東京為替見通し=ドル円、3月CPIをまず確認 本日グッドフライデーで動きづらい展開か

 17日のニューヨーク外国為替市場でドル円は、トランプ米大統領による「パウエルFRB議長を一刻も早く解任すべきだ」との投稿やダウ平均の700ドル超下落を受けて141.91円付近まで下落した後、142.72円付近まで持ち直した。ユーロドルは欧州中央銀行(ECB)理事会での政策金利0.25%引き下げにも関わらず、1.1336ドルから1.1386ドルでの狭い範囲内での推移にとどまった。

 本日の東京外国為替市場のドル円は、まずは3月の全国消費者物価指数(CPI)を確認。
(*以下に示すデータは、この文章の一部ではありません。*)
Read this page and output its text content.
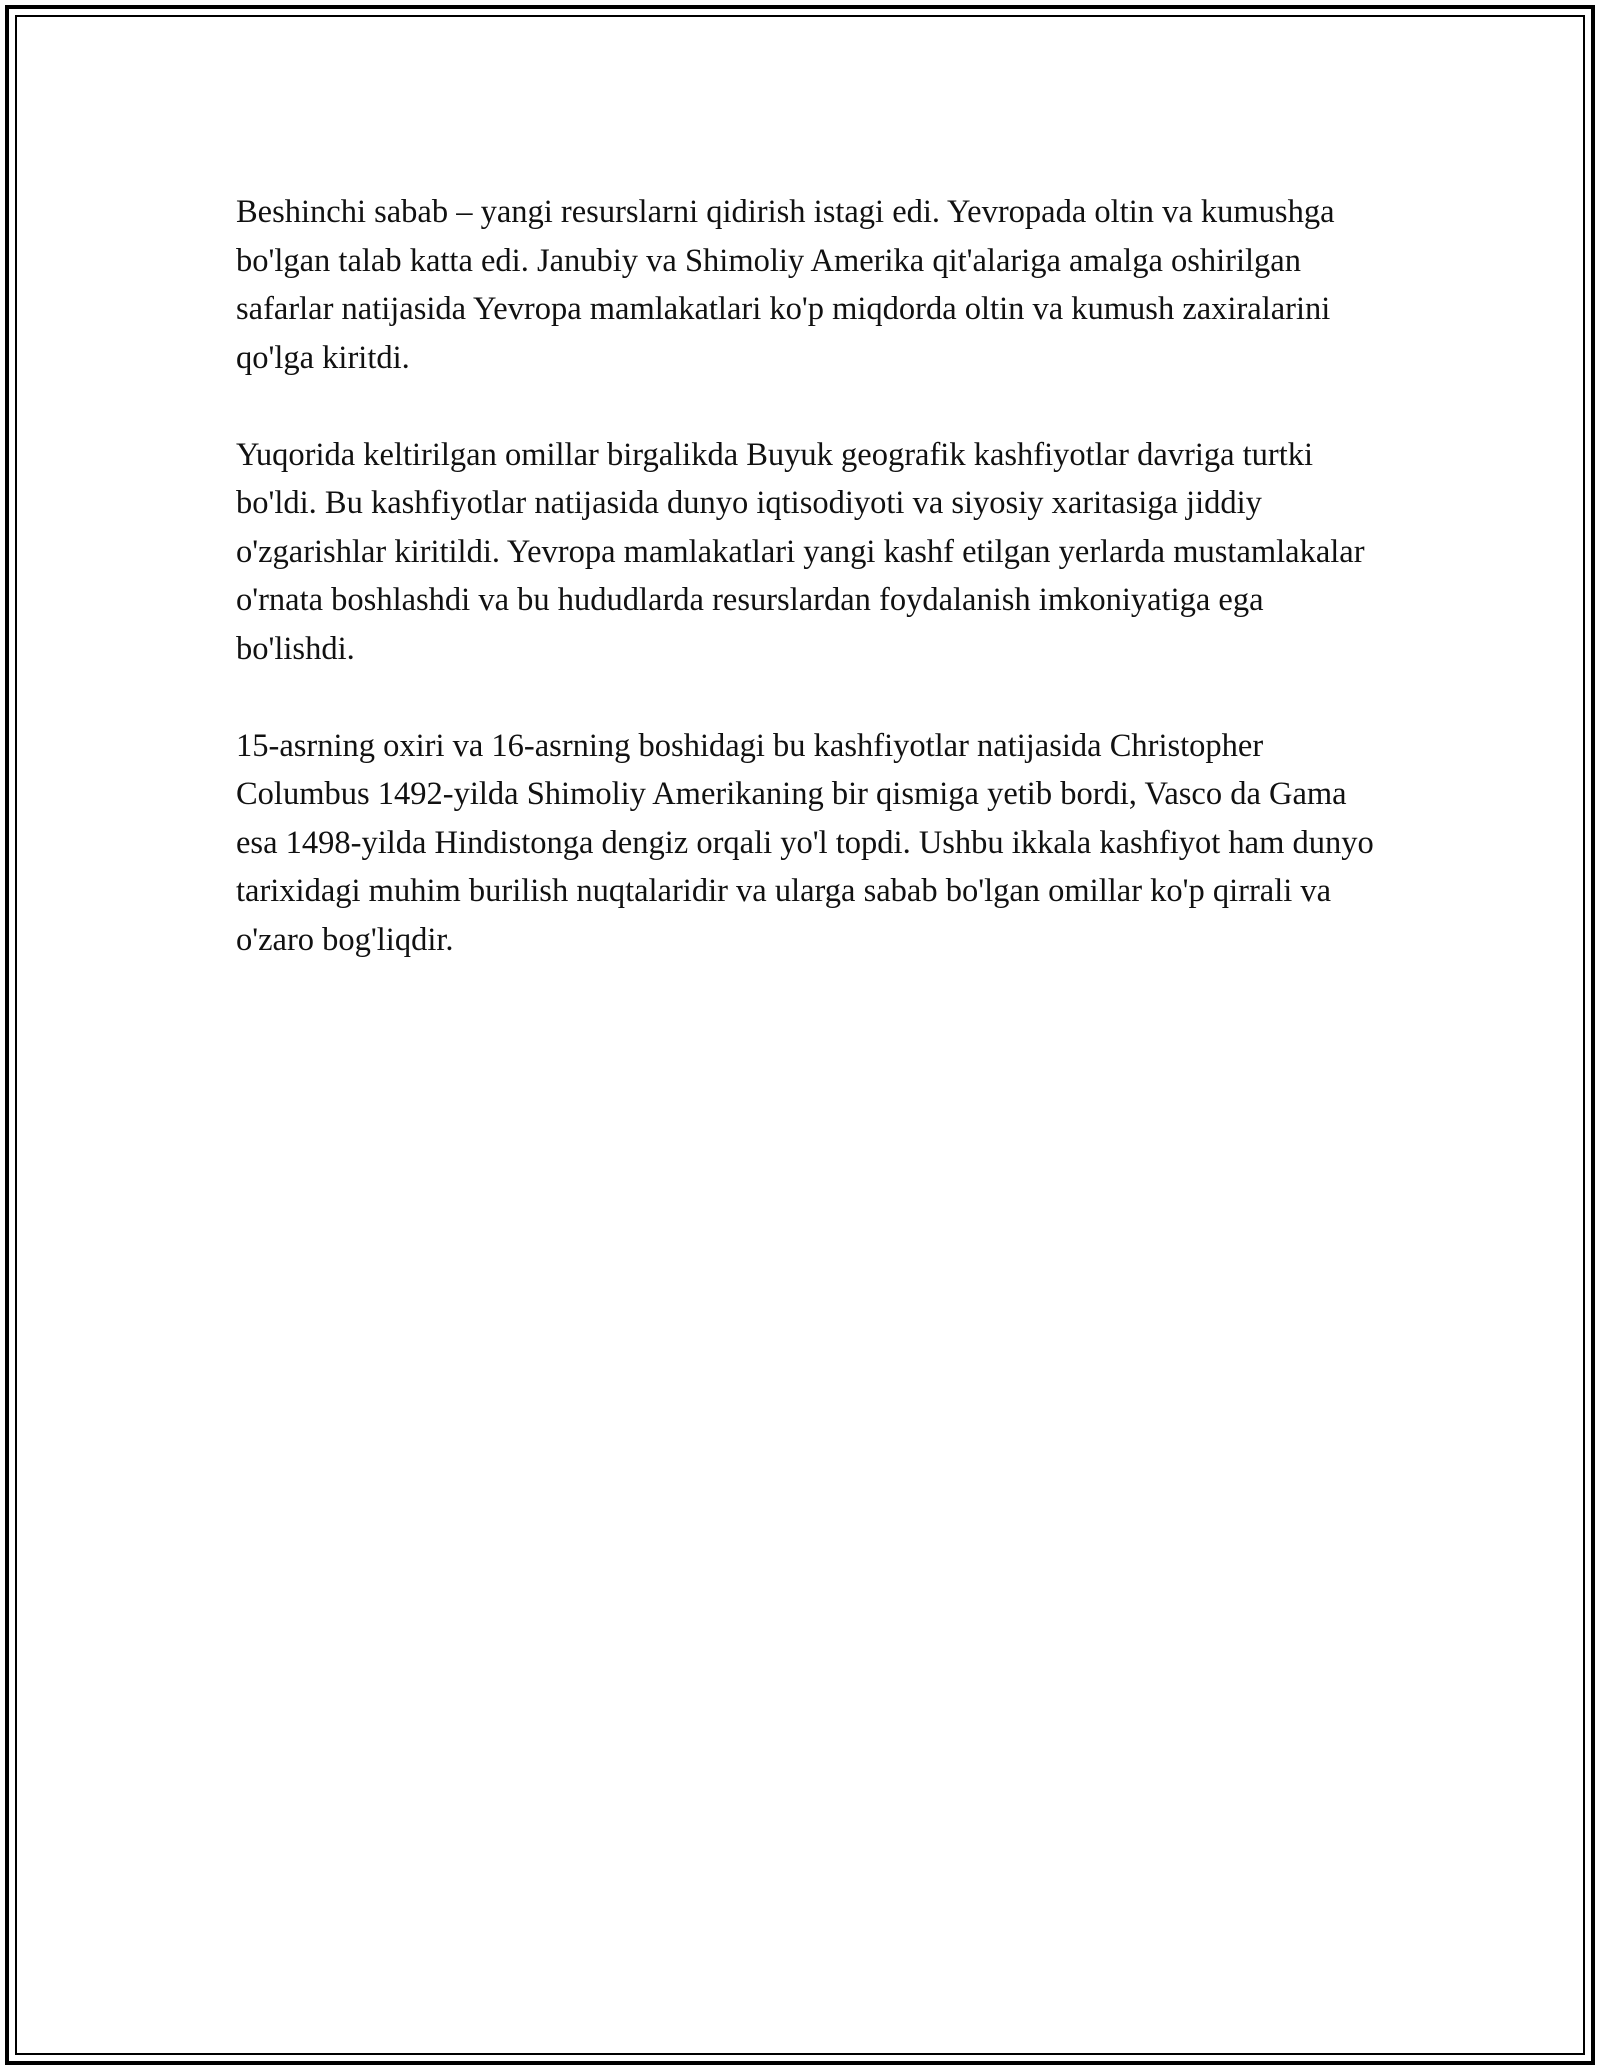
Beshinchi sabab – yangi resurslarni qidirish istagi edi. Yevropada oltin va kumushga bo'lgan talab katta edi. Janubiy va Shimoliy Amerika qit'alariga amalga oshirilgan safarlar natijasida Yevropa mamlakatlari ko'p miqdorda oltin va kumush zaxiralarini qo'lga kiritdi.

Yuqorida keltirilgan omillar birgalikda Buyuk geografik kashfiyotlar davriga turtki bo'ldi. Bu kashfiyotlar natijasida dunyo iqtisodiyoti va siyosiy xaritasiga jiddiy o'zgarishlar kiritildi. Yevropa mamlakatlari yangi kashf etilgan yerlarda mustamlakalar o'rnata boshlashdi va bu hududlarda resurslardan foydalanish imkoniyatiga ega bo'lishdi.

15-asrning oxiri va 16-asrning boshidagi bu kashfiyotlar natijasida Christopher Columbus 1492-yilda Shimoliy Amerikaning bir qismiga yetib bordi, Vasco da Gama esa 1498-yilda Hindistonga dengiz orqali yo'l topdi. Ushbu ikkala kashfiyot ham dunyo tarixidagi muhim burilish nuqtalaridir va ularga sabab bo'lgan omillar ko'p qirrali va o'zaro bog'liqdir.
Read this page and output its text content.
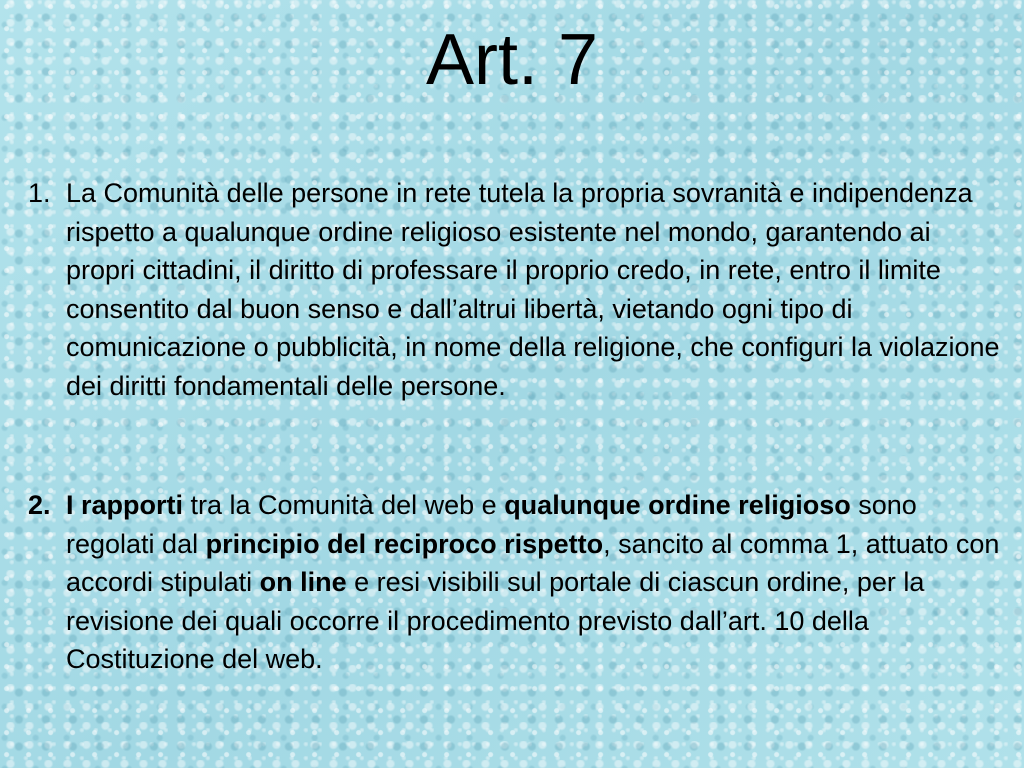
Art. 7

1. La Comunità delle persone in rete tutela la propria sovranità e indipendenza rispetto a qualunque ordine religioso esistente nel mondo, garantendo ai propri cittadini, il diritto di professare il proprio credo, in rete, entro il limite consentito dal buon senso e dall’altrui libertà, vietando ogni tipo di comunicazione o pubblicità, in nome della religione, che configuri la violazione dei diritti fondamentali delle persone.

2. I rapporti tra la Comunità del web e qualunque ordine religioso sono regolati dal principio del reciproco rispetto, sancito al comma 1, attuato con accordi stipulati on line e resi visibili sul portale di ciascun ordine, per la revisione dei quali occorre il procedimento previsto dall’art. 10 della Costituzione del web.
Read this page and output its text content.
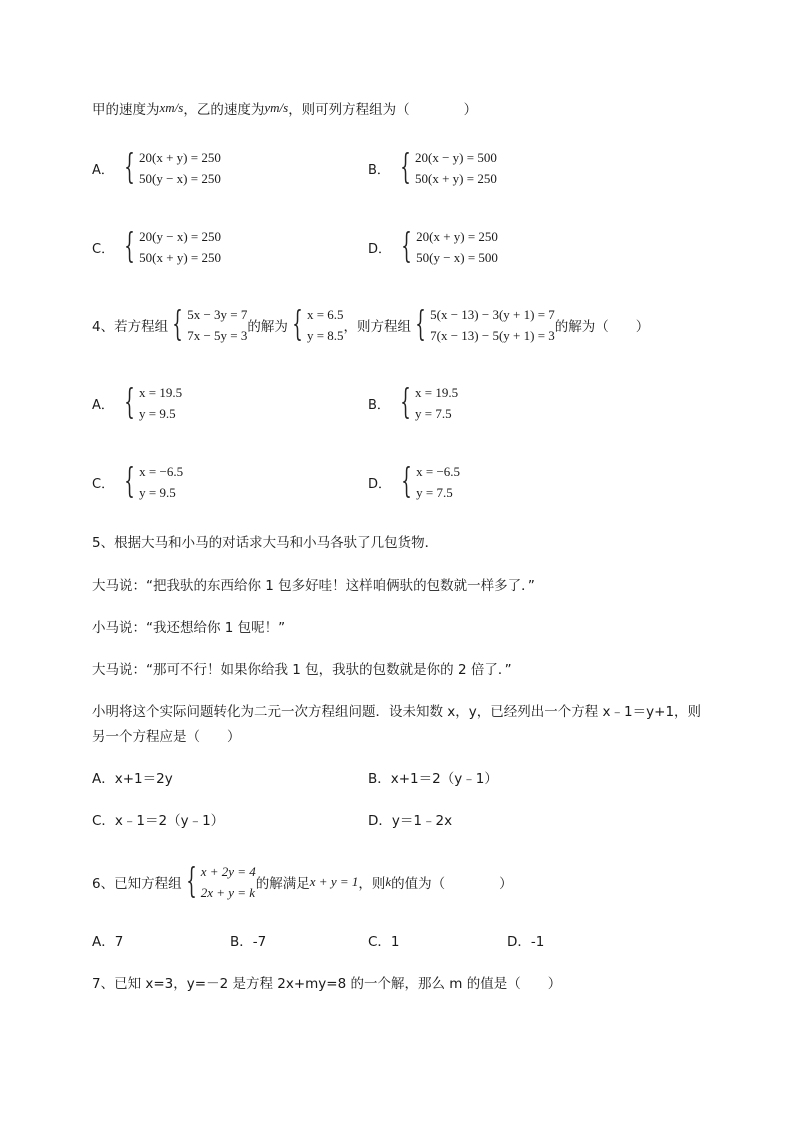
甲的速度为 xm/s ，乙的速度为 ym/s ，则可列方程组为（　　　　）
A． { 20(x + y) = 250
50(y − x) = 250
B． { 20(x − y) = 500
50(x + y) = 250
C． { 20(y − x) = 250
50(x + y) = 250
D． { 20(x + y) = 250
50(y − x) = 500
4、若方程组 { 5x − 3y = 7
7x − 5y = 3
的解为 { x = 6.5
y = 8.5
，则方程组 { 5(x − 13) − 3(y + 1) = 7
7(x − 13) − 5(y + 1) = 3
的解为（　　）
A． { x = 19.5
y = 9.5
B． { x = 19.5
y = 7.5
C． { x = −6.5
y = 9.5
D． { x = −6.5
y = 7.5
5、根据大马和小马的对话求大马和小马各驮了几包货物．
大马说：“把我驮的东西给你 1 包多好哇！这样咱俩驮的包数就一样多了．”
小马说：“我还想给你 1 包呢！”
大马说：“那可不行！如果你给我 1 包，我驮的包数就是你的 2 倍了．”
小明将这个实际问题转化为二元一次方程组问题．设未知数 x，y，已经列出一个方程 x﹣1＝y+1，则
另一个方程应是（　　）
A．x+1＝2y	B．x+1＝2（y﹣1）
C．x﹣1＝2（y﹣1）	D．y＝1﹣2x
6、已知方程组 { x + 2y = 4
2x + y = k
的解满足 x + y = 1 ，则 k 的值为（　　　　）
A．7	B．-7	C．1	D．-1
7、已知 x=3，y=－2 是方程 2x+my=8 的一个解，那么 m 的值是（　　）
ただしその後は、主要な海外市場がグッドフライデー休場のため動きづらい展開が予想される。

 8時30分発表の3月全国消費者物価指数(CPI、生鮮食品を除く総合)は前年比+3.2%予想と2月同比+3.0%から上昇見込み。3月までは、政府の電気・ガス料金の補助金により0.3%程度ほど低く抑えられている。そのため日本の物価動向の見極めは、来週発表の4月全国CPIの先行指標である同月東京都区部CPIを待つことになる。

 植田日銀総裁は昨日、「米関税政策を巡る不確実性は急速に高まっている。内外の経済・物価・市場動向を丁寧に確認していく」と述べていた。不確実性が払拭されない限り追加利上げを先送りする可能性を示唆していた。

 昨日の第1回日米貿易交渉は、欧米のメディアが「関税交渉の試金石」「実験用のモルモット」「危険を事前に知らせる炭鉱のカナリア」などと評して注目度が高かった。しかし、警戒されていたような貿易不均衡是正に向けたドル安・円高といった「プラザ合意」的な為替協議はならず。今後は、来週の日米財務相会談や月内に予定されている第2回日米貿易交渉に注目していくことになる。

 なお赤沢経済再生相は為替協議はなかったと述べ、「新プラザ合意」的な構想に対しては否定的な見解を示していた。

 昨日の赤沢経済再生相とトランプ米大統領との会談では、安全保障面での在日駐留米軍の思いやり予算増額や防衛費増額などが話し合われたもよう。「ミラン論文」のシナリオ通りに、関税と為替、外交安保がリンクされていることが窺える。ミランCEA委員長は先日、「米国の巨額の貿易赤字が製造業の能力を損なっており、相互関税などで貿易不均衡を是正し、国内製造業の強化を図ることは国家安全保障に重要」との認識を示していた。

 また昨日は、トランプ米大統領が「パウエルFRB議長を一刻も早く解任すべきだ」と投稿。トランプ大統領は解任について非公式に協議したとの報道が伝えられた。かつてボルカー第12代FRB議長は、(トランプ氏が尊敬している)レーガン第40代米大統領による介入を嫌気して辞表を叩きつけたこともあるため、今後の関連報道には警戒しておきたい。